This was an entertaining performance; it sent a real message under the guise of a humorous diversion from reality into the perceived (or believed?) world of the'previously living,' otherwise known as calacas, or the'bony ones'.
The main character – Rosita – is originally from Mexico; she has since moved far from her birthplace and her family, not as far geographically, but certainly worlds away emotionally.
As the story opens, we hear a calaca say "levantase!" We then see calacas coming from every direction into Rosita's kitchen; lively music plays as they seem to discover that they can touch solid objects without passing through them.Some carry suitcases; one sits down and drinks a cup of coffee, another seems fascinated with a sugar dispenser.As sunlight comes, they quickly scurry away, out of sight.Now, as at other times, one is a little slower than the others and narrowly escapes discovery.
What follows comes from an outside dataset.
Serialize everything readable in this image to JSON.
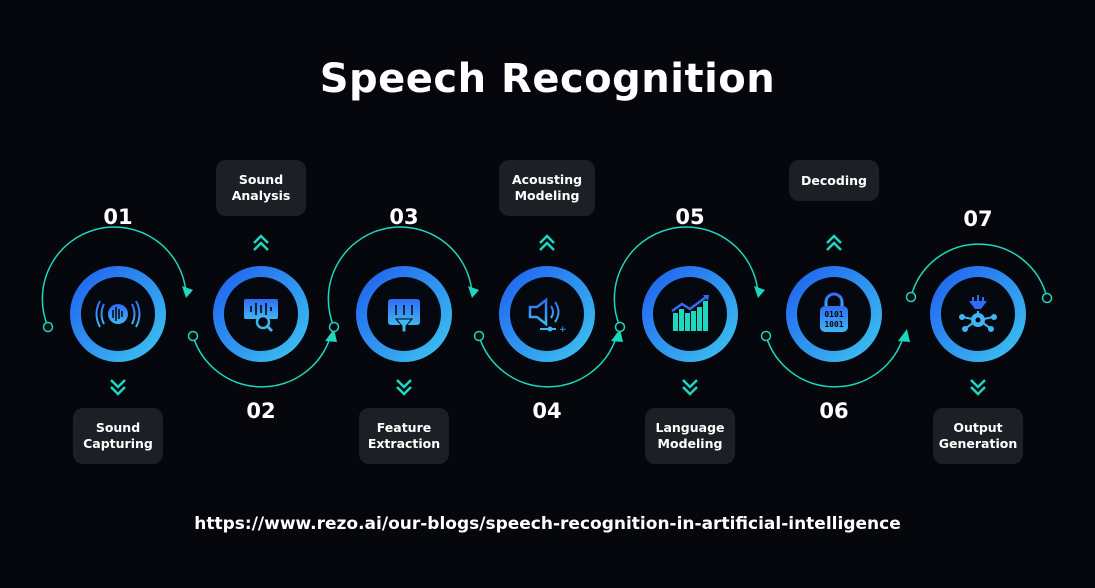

We get a taste of Rosita's sassy side when she greets the customer from Clovis, who becomes part of the audience, thus signifying, in my view, that the character is not as significant as the reason why she is there (Was this really an actor, or merely a patron of the theatre, tapped to be our customer because of the seat she chose?): Rosita tells her story to the customer, the story of her day of the dead.Of course, the story would not be complete without snippets of background, which she provides to the customer, and thus, to the audience.
Marisabel, Rosita's granddaughter, bounds in with the revelation that she has spoken to her dead grandmother; Rosita doesn't really seem to believe her until Marisabel speaks her grandmother's name.It is then that the series of strange happenings is revealed to us: the nail shop, the travel agency, the produce delivery person, and the trip to the afterlife – Mictlan.